Raymond James' Bleau, noting that prices are typically higher

at the beginning of the calendar year, but should slow down in

the second half. "Car insurance, shelter, things like eggs are a

bloated right now, so hopefully those would simmer down."

Weak demand at the Treasury's $25 billion auction of

30-year bonds on Thursday confirmed fixed-income investors'

caution about longer-dated debt.

The bond was priced at

4.748%

, more than 1 bp above the expected bid at the rate

deadline, as investors demanded a higher yield to take on U.S.

long-duration risk.
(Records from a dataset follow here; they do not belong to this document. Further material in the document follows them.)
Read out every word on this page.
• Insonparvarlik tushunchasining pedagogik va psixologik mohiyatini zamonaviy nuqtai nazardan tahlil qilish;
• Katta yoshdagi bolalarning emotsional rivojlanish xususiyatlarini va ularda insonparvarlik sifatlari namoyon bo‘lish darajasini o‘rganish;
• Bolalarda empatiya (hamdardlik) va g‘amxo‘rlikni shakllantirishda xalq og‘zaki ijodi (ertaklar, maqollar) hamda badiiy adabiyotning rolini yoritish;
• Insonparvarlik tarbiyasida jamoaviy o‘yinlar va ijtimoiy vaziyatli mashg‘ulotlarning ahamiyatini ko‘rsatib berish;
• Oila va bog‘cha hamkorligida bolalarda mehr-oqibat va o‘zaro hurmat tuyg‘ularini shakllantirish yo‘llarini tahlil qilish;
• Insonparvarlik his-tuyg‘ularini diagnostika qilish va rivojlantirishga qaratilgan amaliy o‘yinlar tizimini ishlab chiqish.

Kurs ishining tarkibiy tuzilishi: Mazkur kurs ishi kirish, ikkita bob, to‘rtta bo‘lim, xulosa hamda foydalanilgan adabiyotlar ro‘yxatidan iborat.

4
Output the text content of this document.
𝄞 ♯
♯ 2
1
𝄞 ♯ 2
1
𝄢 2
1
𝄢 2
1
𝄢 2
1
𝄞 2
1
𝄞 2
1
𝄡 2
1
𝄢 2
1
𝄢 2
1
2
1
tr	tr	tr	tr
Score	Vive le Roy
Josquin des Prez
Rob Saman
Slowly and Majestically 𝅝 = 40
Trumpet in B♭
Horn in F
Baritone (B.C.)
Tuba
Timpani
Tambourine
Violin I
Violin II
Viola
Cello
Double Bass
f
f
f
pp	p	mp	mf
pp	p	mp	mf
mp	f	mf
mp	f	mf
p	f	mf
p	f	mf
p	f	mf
There were $58.2 billion in bids for a 2.33

bid-to-cover ratio, a demand metric, which was the lowest since

August.

In other parts of the bond market, the U.S. two-year

breakeven inflation rate rose to 3.338%, the

highest since the summer of 2022, before easing to around 3.17%,

well above the Fed's 2% target for consumer inflation.

The rate is derived by subtracting the inflation-linked

two-year Treasury yield from that of the nominal two-year note

.

The yield curve was less steep on Thursday, with the spread

between two-year and 10-year yields at 22 bps,

compared with 26.6 bps late Wednesday.

"I am hesitant to put anything into any single-day move,

but am certainly surprised at how well the 10-year has done

today given the weak auction yesterday," said Brown Advisory's

Diaz. "The back-up in yields may have brought in some buyers."